Add compound rare earth compound to produce modified biological rope filler, its addition is 6mg/kg (filler base material) compound rare earth compound (55%～65% Ce(NO ₃ ) ₃ , 5%～15% EuCl ₃ , 10% ～30%Gd(NO ₃ ) ₃ )/kg compound rare earth additive, the modified Nylen Velen chemical fiber material bio-rope manufactured is packed in the anaerobic filter reactor (AF) for the treatment of sugar wastewater, and at the same time Add inoculated sludge to start film formation at medium temperature (33-35°C), and the time to reach COD influent load 5.5kg/m ³ ·d is 35 days. Compared with the carrier without rare earth, the start-up is reduced by 12 days.
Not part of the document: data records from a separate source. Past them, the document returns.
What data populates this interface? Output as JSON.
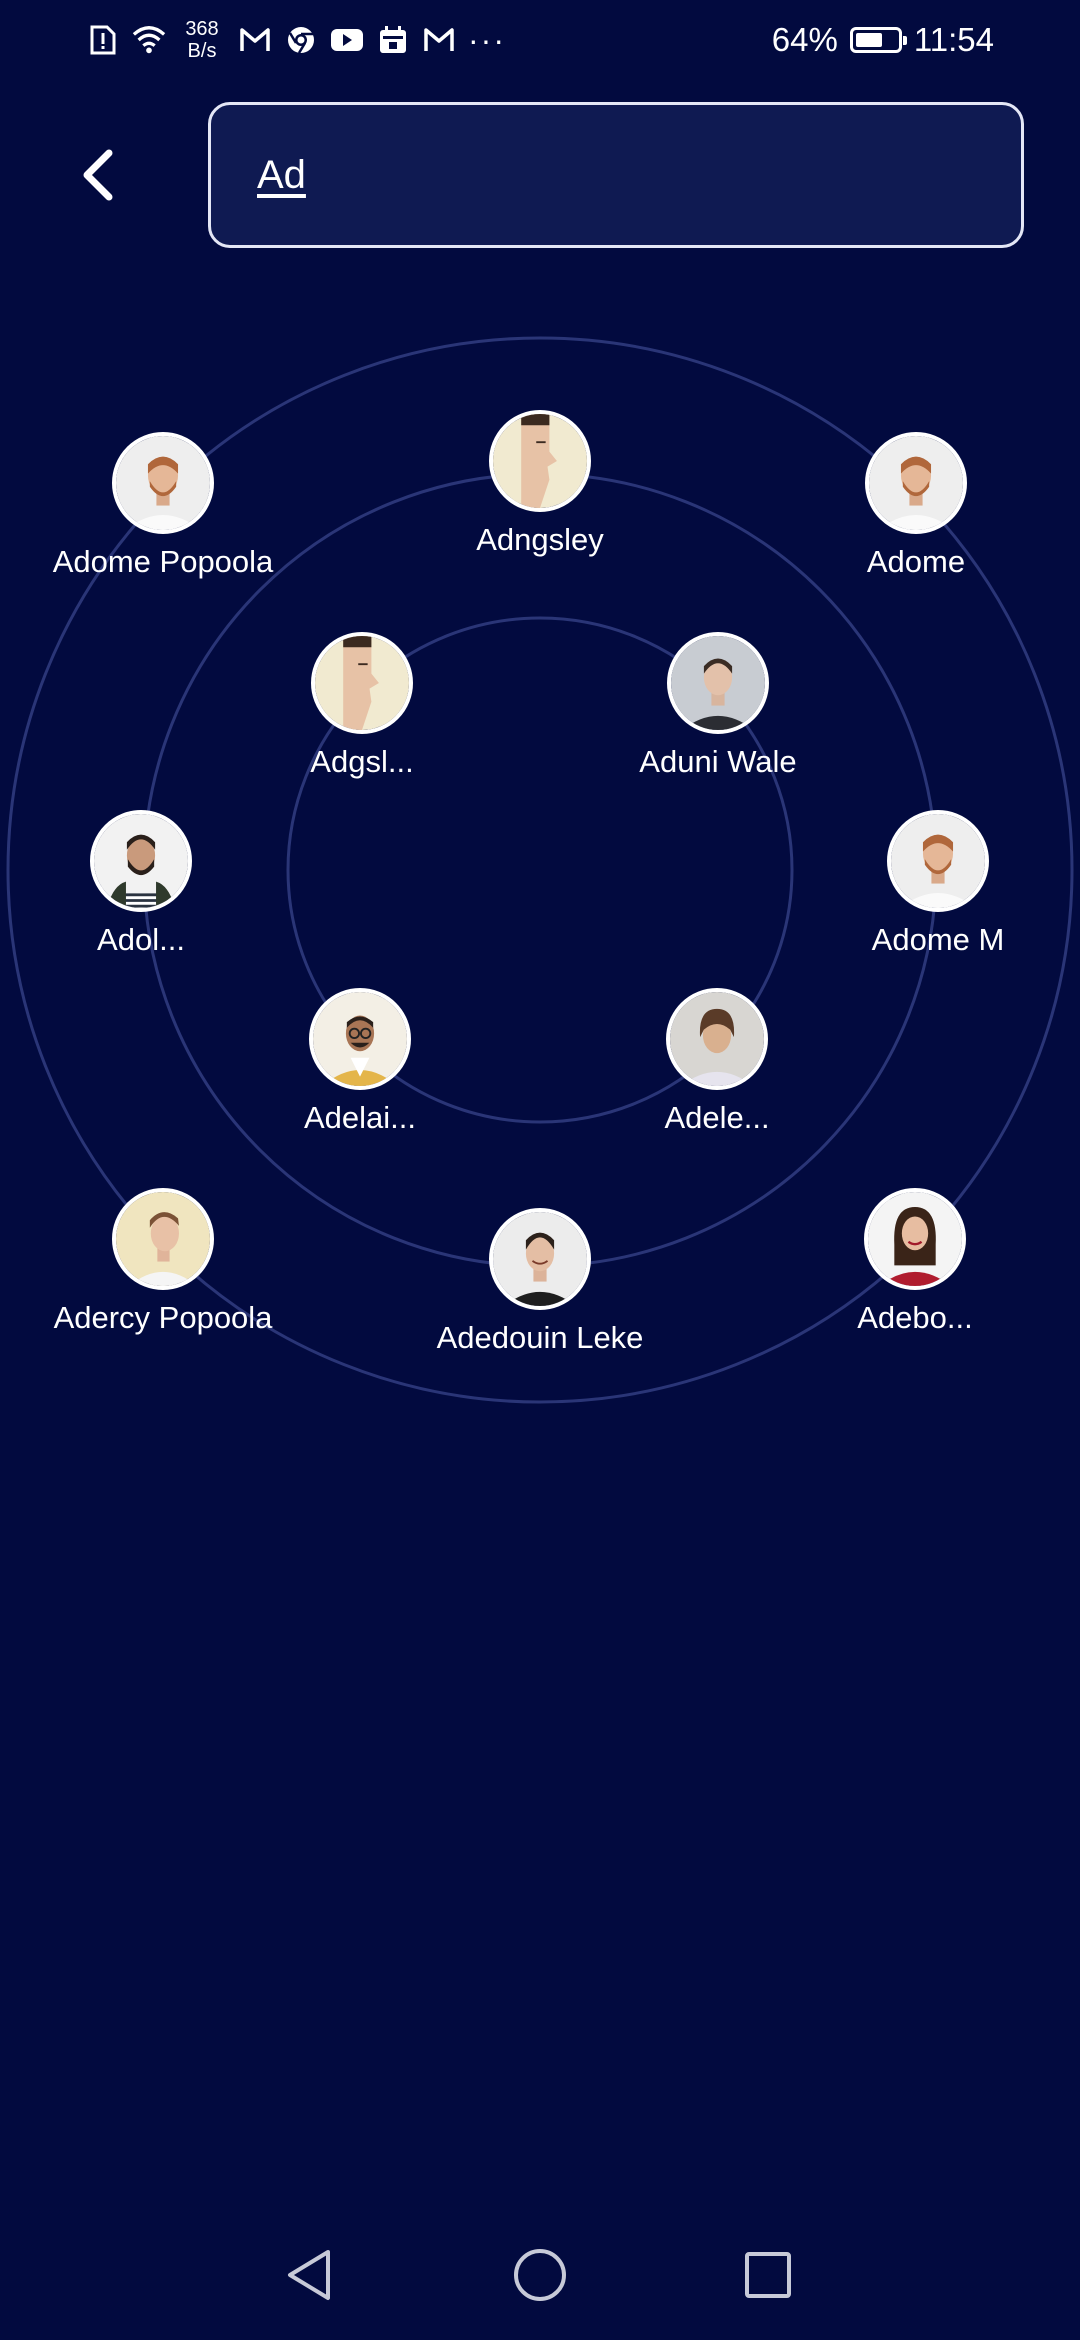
{
  "status_bar": {
    "network_speed_value": "368",
    "network_speed_unit": "B/s",
    "overflow": "···",
    "battery_percent": "64%",
    "battery_level": 0.64,
    "time": "11:54",
    "icons": [
      "alert-sim-icon",
      "wifi-icon",
      "gmail-icon",
      "chrome-icon",
      "youtube-icon",
      "calendar-icon",
      "gmail-icon"
    ]
  },
  "header": {
    "back_icon": "chevron-left-icon",
    "search_value": "Ad"
  },
  "contacts": [
    {
      "name": "Adngsley",
      "avatar": "face-cutout-yellow"
    },
    {
      "name": "Adome Popoola",
      "avatar": "red-beard-white-shirt"
    },
    {
      "name": "Adome",
      "avatar": "red-beard-white-shirt"
    },
    {
      "name": "Adgsl...",
      "avatar": "face-cutout-yellow"
    },
    {
      "name": "Aduni Wale",
      "avatar": "man-dark-shirt"
    },
    {
      "name": "Adol...",
      "avatar": "bearded-striped-shirt"
    },
    {
      "name": "Adome M",
      "avatar": "red-beard-white-shirt"
    },
    {
      "name": "Adelai...",
      "avatar": "glasses-yellow-jacket"
    },
    {
      "name": "Adele...",
      "avatar": "man-long-hair"
    },
    {
      "name": "Adercy Popoola",
      "avatar": "man-cream-background"
    },
    {
      "name": "Adedouin Leke",
      "avatar": "smiling-man-black-shirt"
    },
    {
      "name": "Adebo...",
      "avatar": "woman-red-top"
    }
  ],
  "nav_bar": {
    "back_icon": "triangle-back-icon",
    "home_icon": "circle-home-icon",
    "recents_icon": "square-recents-icon"
  },
  "colors": {
    "background": "#020a3f",
    "search_bg": "#0f1a52",
    "ring": "#2a3577"
  }
}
The removal rate of COD is increased by 10% to 15%.

Example 4

Add chlorinated rare earth compounds to produce modified fillers, the amount of which is 6mg/kg (filler base) of CeCl ₃ , and put the manufactured modified plastic fillers into an anaerobic biological fluidized bed reactor for the treatment of sugar wastewater At the same time, add inoculation sludge to start film formation at medium temperature (33-35°C), the time to reach COD influent load 5.5kg/m ³ ·d is 39 days, compared with the carrier without rare earth, the start-up is reduced by 8 days, and the start-up After completion, the COD removal rate is increased by 8% to 15%.

Example 5

Add composite rare earth compounds to produce modified fillers, the amount of which is 3.5 mg/kg (filler base) Ce(NO ₃ ) ₃ /LaCl ₃ , and the manufactured modified plastic fillers are loaded into an aerobic biobarrier for treatment For urban sewage, add inoculated sludge at the same time to start film formation at medium temperature (33-35°C), and the time to reach the COD influent load of 0.8kg/m ³ ·d is 13 days, which is 5 days less than that without rare earth carrier. , After the startup is completed, the removal rate of COD is increased by 8% to 15%, the removal rate of TN is increased by 5% to 12%, and the removal rate of TP is increased by 5% to 15%.

Claims (5)

1. A method for improving the efficiency of attached growth wastewater treatment biofilm reactor, comprising the following steps: (A) Adding 1 to 10 mg/kg of soluble rare earth compound as an additive to the filler or filter carrier during the manufacture of the filler or filter carrier to form a modified filler or modified filter carrier; (B) Filling the above modified filler or modified filter carrier into a biofilm reactor for wastewater treatment. 2. A method for improving the efficiency of attached growth wastewater treatment biofilm reactor according to claim 1, characterized in that the rare earth compound in step (A) is a single rare earth compound or a composite rare earth compound. 3. A method for improving the efficiency of attached growth wastewater treatment biofilm reactor according to claim 2, characterized in that the soluble rare earth compound in step (A) is a nitrate or chloride rare earth compound. 4. a kind of method for improving attached growth wastewater treatment biofilm reactor efficiency according to claim 3 is characterized in that in step (A) filler and filter material carrier material can be polyethylene, polyvinyl chloride, polystyrene , polypropylene plastic or nylon, vinylon, acrylic, polyester. 5. according to a kind of method described in any one in claim 1～4 improving attached growth wastewater treatment biofilm reactor efficiency, it is characterized in that the biofilm reactor in the step (B) is biological fluidized bed, biological Turntable, biofilter, biological moving bed or biobarrier.